I did not include every premise and many of them are subject to multiple interpretations, but this may be a start. The modern world is Epicurean and we look for meaning by returning to ancient fears. Maimonides has a fixed world and mizvot let us follow the natural pattern.



  1. "following of the 7 laws of Noah (no specific Torah connection needed)"

    We keep mitzvot today because God commanded us via Moses. (i.e. brit millah...) Rambam says in the Mishneh Torah that gentiles have to keep 7 mitzvot because God commanded them via Moses.

    So when God commanded Noah it was not for all generations? Only once Moses came did it become for all generation?!? This obviously contradictions many things. This also poses the question why are they called the sheva mitzvot shel noah?

    I am going wrong somewhere a line of thought. However, I am sure your claim of 'no specific Torah connection needed' is wrong.

    David, could you share your insight?

    (I should note I wrote this comment after staying up all night - something halakha is not supportive of - so forgive me if it isn't legible.)

  2. >So when God commanded Noah it was not for all generations? Only once Moses came did it become for all generation?!?

    Until Moshe came there was never a command from God to a prophet to go and tell people what to do or not to do (at least according to rambam see MN 2:39 There were prophets before Moses, as the patriarchs Shem, Eber, Noah, Methushelah, and Enoch, but of these none said to any portion of mankind that God sent him to them and commanded him to convey to them a certain message or to prohibit or to command a certain thing. Such a thing is not related in Scripture, or in authentic tradition 0 see the rest of the chapter. Therefore the seven were ethical / philosophical laws that became Torah once Moshe confirmed and added them to torah. it is now that bothe Jew and Non jew have to keep them based on Moshe. For discussions see Pirush Hamishna in Chulin 7:6 and also in other places as well as in a letter.

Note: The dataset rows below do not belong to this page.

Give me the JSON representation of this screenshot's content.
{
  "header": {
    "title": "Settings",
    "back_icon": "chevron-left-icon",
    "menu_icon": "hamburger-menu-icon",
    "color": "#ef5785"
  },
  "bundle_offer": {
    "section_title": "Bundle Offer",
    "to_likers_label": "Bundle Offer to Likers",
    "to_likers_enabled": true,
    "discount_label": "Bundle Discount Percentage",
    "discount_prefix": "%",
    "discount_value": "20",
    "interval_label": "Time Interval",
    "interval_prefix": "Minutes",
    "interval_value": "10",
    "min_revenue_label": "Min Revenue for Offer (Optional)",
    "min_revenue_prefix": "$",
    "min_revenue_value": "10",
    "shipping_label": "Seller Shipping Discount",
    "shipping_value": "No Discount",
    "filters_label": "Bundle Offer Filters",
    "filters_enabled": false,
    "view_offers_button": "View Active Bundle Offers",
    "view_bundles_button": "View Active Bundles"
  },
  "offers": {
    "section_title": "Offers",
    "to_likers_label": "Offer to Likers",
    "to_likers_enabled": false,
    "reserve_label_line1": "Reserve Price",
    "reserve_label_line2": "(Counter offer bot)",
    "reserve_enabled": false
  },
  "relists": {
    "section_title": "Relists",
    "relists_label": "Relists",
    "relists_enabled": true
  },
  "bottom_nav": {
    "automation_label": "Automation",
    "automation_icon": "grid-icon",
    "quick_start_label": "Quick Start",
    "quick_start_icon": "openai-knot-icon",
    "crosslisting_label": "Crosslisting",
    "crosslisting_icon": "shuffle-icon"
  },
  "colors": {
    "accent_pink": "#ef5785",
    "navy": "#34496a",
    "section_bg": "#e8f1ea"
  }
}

    I believe I posted about this already and probably will again as it is a fundamental Rambam Yesod.

  3. Thank you for the posting.

    On the question of sheva mitzvot - see the meshekh hokhmah on mishpatim.
    It is not the same as Rambam.


  4. >meshekh hokhmah on mishpatim.

    I am not sure which one. if it is 24:3 it is not muchrach. All he says is that Bein Adam Lamakom one needs the brit to create arvut. The seven themselves he seems to say are ethical laws.

  5. if one emulates G-D's actions in nature (natural order)thus creating a just society. We then can confirm that the world was created by a first cause that is just.This means that the recipe works.If the recipe works we are once again confirming the existence of G-D.When it appears that justice is not done then the existence of G-D is questioned.That is the argument moshe used to save the jews by the golden calf.

  6. "Therefore the seven were ethical / philosophical laws "
    Isn't that to some extent heretical? They are commandments. To say they are ethical / philosophical laws means they are directly related to ethics or philosophies changes. Maybe you just meant that they have ethical and philosophical aspects and I am being a Yeshu.